Product Announcements

Beaconing Demystified: Using Beaconing to Detect Link Failures

Beaconing is one of those features that often confuses even
the most experienced networking admin.


Shudong Zhou, one of our senior engineers, recently posted
an entry on the internal blog explaining how it works and how you might use it.
He gave me permission to cut and paste his entry. Here it is …


Beaconing is a
software solution for detecting link failures downstream from the physical
switch.ESX provides a simple and elegant teaming solution. All uplinks
connected to a vswitch are assumed to connect to the same physical network
(same broadcast domain) so they are all equivalent.
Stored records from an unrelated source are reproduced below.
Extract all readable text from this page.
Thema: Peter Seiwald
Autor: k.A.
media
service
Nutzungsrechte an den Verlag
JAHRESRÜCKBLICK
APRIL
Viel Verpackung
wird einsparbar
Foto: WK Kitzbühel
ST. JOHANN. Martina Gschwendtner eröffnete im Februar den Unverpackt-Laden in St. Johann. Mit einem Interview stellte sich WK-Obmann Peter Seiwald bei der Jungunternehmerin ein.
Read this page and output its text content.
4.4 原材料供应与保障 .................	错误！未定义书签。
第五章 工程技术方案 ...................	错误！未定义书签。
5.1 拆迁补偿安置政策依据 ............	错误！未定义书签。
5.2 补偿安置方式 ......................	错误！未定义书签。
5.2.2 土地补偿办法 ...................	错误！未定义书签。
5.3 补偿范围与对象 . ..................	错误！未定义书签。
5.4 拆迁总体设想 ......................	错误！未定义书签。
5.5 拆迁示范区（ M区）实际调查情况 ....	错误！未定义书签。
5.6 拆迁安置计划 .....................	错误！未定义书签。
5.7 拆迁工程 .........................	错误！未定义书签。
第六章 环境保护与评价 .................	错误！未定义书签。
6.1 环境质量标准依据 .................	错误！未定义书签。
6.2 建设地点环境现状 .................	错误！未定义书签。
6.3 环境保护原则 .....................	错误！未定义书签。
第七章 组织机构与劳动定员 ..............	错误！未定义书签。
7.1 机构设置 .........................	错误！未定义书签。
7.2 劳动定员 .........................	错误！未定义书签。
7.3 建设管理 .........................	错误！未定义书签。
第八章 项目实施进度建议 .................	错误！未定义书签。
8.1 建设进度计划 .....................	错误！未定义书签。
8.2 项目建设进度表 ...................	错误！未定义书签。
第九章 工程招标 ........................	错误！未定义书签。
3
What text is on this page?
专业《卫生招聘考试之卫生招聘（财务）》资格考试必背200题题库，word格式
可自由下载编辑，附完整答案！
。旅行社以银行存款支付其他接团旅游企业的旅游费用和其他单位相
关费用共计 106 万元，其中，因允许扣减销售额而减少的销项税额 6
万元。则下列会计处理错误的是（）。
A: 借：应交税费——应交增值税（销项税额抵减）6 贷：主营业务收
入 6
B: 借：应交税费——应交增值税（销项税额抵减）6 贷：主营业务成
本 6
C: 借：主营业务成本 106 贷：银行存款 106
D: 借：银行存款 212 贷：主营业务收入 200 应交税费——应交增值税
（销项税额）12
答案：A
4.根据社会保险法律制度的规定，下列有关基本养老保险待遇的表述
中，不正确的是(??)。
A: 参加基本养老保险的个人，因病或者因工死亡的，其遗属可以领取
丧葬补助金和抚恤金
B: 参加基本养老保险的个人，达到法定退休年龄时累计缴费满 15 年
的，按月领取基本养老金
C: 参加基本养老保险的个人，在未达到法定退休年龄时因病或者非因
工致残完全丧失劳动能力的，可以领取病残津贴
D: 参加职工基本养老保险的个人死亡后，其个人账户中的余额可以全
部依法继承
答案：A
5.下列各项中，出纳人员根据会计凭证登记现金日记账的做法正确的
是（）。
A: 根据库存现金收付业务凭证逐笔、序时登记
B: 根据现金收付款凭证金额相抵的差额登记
Users can configure a list
of active and standby uplinks for traffic to go out of the ESX host. If a link
fails, the adapter driver detects it and marks the uplink as failed and stops
using this uplink. Existing traffic will fail over to a standby uplink or
redistributed to the remaining team members.

If a downstream
link beyond the immediate physical port fails, the adapter driver obviously cannot
detect it. This causes existing VMs using the uplink to lost network
connectivity. The proper way to solve this problem is to enable Link State Tracking on the physical switch so that
the adapter driver can see the failure. If the physical switch does not support
Link State Tracking, beaconing provides a software alternative. Beaconing
works as follows:

periodically broadcast beacon packets out of all uplinks in a team. The
physical switch is expected to forward all packets to other ports on the same
broadcast domain. Hence, a team member is expected to see beacon packets from
other team members. If an uplink fails to receive any beacon packets (actually
missing 3 consecutive packets), we mark it bad. The failure can be due to the
immediate link or a downstream link. With 3 or more uplinks in a team, we can
pin point failures of a single uplink. With 2 uplinks in a team, we can detect
downstream link failure, but we don't know which one is good and which bad.

behavior when a beaconing failure is detected is as follows:

  1. If two or more
    uplinks receive beacons from each other, those uplinks are considered good.
    We stop
    using uplinks which do not receive any beacon packets.
  2. On ESX 3.5, if
    no uplink receives beacon packets, traffic is sent to all uplinks (shotgun
    mode). If a team has two uplinks, any link failure will result in all packets
    being sent to both uplinks.
  3. On a future
    edition of ESX, we intend to make an additional improvement. If no uplink
    receives beacon packets, traffic is only sent to uplinks whose link status is
    “up”. If a team has two uplinks and one uplink experiences a failure in its
    immediate link, traffic will be sent out to the other uplink. This saves some
    CPU cycles.

When should one
enable beaconing? When you are concerned that downstream link failures may impact availability and there is no
Link State Tracking on the physical switch. Ideally, you should have 3 or more
uplinks in the team (active + standby). But you can enable beaconing with 2
uplinks. Some customers don't like the shotgun mode on failure (see #2 above),
that's a trade off you should make against some VM losing connection right away.